Ni desde el punto de vista de las necesidades de sustento de las masas, ni en lo que toca a los imperativos de la educación nacional, ni en lo que respecta a la urgencia de suficientes vías de comunicación, ni en lo que hace al problema ancestral de la edificación de una economía agraria, ni en lo que ve al alivio de la situación de nuestro gigantesco conglomerado indígena, la Revolución ha consumado su programa.

Hace falta seguir adelante.

Es necesario continuar la Revolución.

Por eso, señor Presidente, la representación nacional expresa por mi conducto su más cálido aplauso, su más sincero y entusiasta acuerdo, a las continuas manifestaciones, hechas por usted,, en el sentido de que no debe ser abandonada la obra de redención de nuestros pueblo.

La representación nacional recuerda y saluda sus palabras del primero de diciembre de 1940 en las que afirmó usted:

No olvidemos que nuestros ideales de justicia colectiva están muy lejos de haberse logrado: el desempleo y los bajos salarios que existen en nuestro país reclaman las actividades de vivir dignamente; el hombre que tiene trabajo necesita la certidumbre de que los beneficios de sus contratos colectivos sean permanentes; y por otra parte, todos debemos asumir desde luego el propósito -que yo desplegaré con todas mis fuerzas- de que en un día próximo las leyes de seguridad social protejan a todos los mexicanos en las horas de adversidad en la orfandad, es la viudez de las mujeres, en la enfermedad, en el desempleo, en la vejez, para subsistir este régimen secular que por la pobreza de la nación hemos tenido que vivir.
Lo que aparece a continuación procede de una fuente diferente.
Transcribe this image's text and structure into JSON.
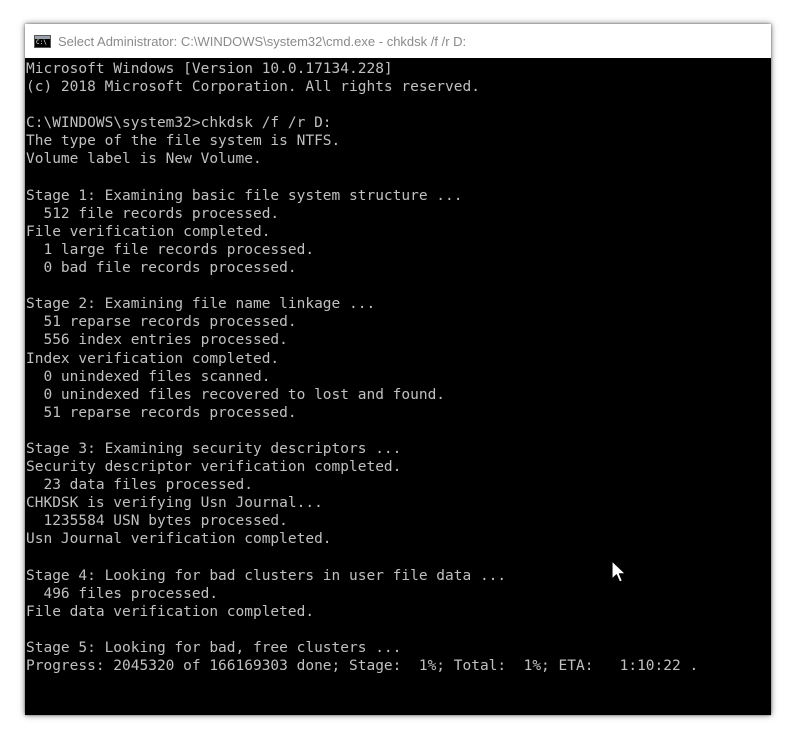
{
  "window": {
    "title": "Select Administrator: C:\\WINDOWS\\system32\\cmd.exe - chkdsk  /f /r D:",
    "app_icon": "cmd-icon"
  },
  "console": {
    "lines": [
      "Microsoft Windows [Version 10.0.17134.228]",
      "(c) 2018 Microsoft Corporation. All rights reserved.",
      "",
      "C:\\WINDOWS\\system32>chkdsk /f /r D:",
      "The type of the file system is NTFS.",
      "Volume label is New Volume.",
      "",
      "Stage 1: Examining basic file system structure ...",
      "  512 file records processed.",
      "File verification completed.",
      "  1 large file records processed.",
      "  0 bad file records processed.",
      "",
      "Stage 2: Examining file name linkage ...",
      "  51 reparse records processed.",
      "  556 index entries processed.",
      "Index verification completed.",
      "  0 unindexed files scanned.",
      "  0 unindexed files recovered to lost and found.",
      "  51 reparse records processed.",
      "",
      "Stage 3: Examining security descriptors ...",
      "Security descriptor verification completed.",
      "  23 data files processed.",
      "CHKDSK is verifying Usn Journal...",
      "  1235584 USN bytes processed.",
      "Usn Journal verification completed.",
      "",
      "Stage 4: Looking for bad clusters in user file data ...",
      "  496 files processed.",
      "File data verification completed.",
      "",
      "Stage 5: Looking for bad, free clusters ...",
      "Progress: 2045320 of 166169303 done; Stage:  1%; Total:  1%; ETA:   1:10:22 ."
    ]
  },
  "colors": {
    "console_bg": "#000000",
    "console_text": "#c0c0c0",
    "titlebar_bg": "#ffffff",
    "title_text": "#8a8a8a"
  }
}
Levantamos como un ejemplo de identificación sincera con las penalidades del pueblo, los conceptos vertidos por usted en su discurso de Puebla el 1 de febrero de 1941:

Un hombre de Estado no puede considerar sin emoción las situaciones de injusticia, de incurría, de miseria económica en que se desenvuelven los pueblos y las aldeas y por eso, también, se acostumbre sentir que es en las entidades federativas en donde hace falta una labor de más grande desinterés y de más absoluta consagración.

Resulta angustioso escuchar, en ciertas horas, la voz del pueblo.

Muchos rincones apartados de nuestra patria sufren, en silencio, las más atroces injusticias de la organización económica y social.

Como células desintegradas del gran organismo de la nación, hay aldeas y pueblos que están aún sometidos a las peores iniquidades.

En algunas regiones, la justicia se vende al mejor postor, las contribuciones del pueblo se dedican a fines bastardos, las garantías ciudadanas no existen y en ocasiones, la calidad humana de los habitantes parece ser desconocida.

En una palabra: en esos lugares la Revolución todavía no ha penetrado.

Constituyen para el pueblo trabajador un estímulo justiciero, las declaraciones formuladas por usted ante el Congreso de la Confederación de Trabajadores de México, el 28 de febrero de este año:

Durante mi campaña electoral, dijo usted, manifesté que la lucha de clases es un fenómeno que no está en nuestro alcance deshacer o nulificar.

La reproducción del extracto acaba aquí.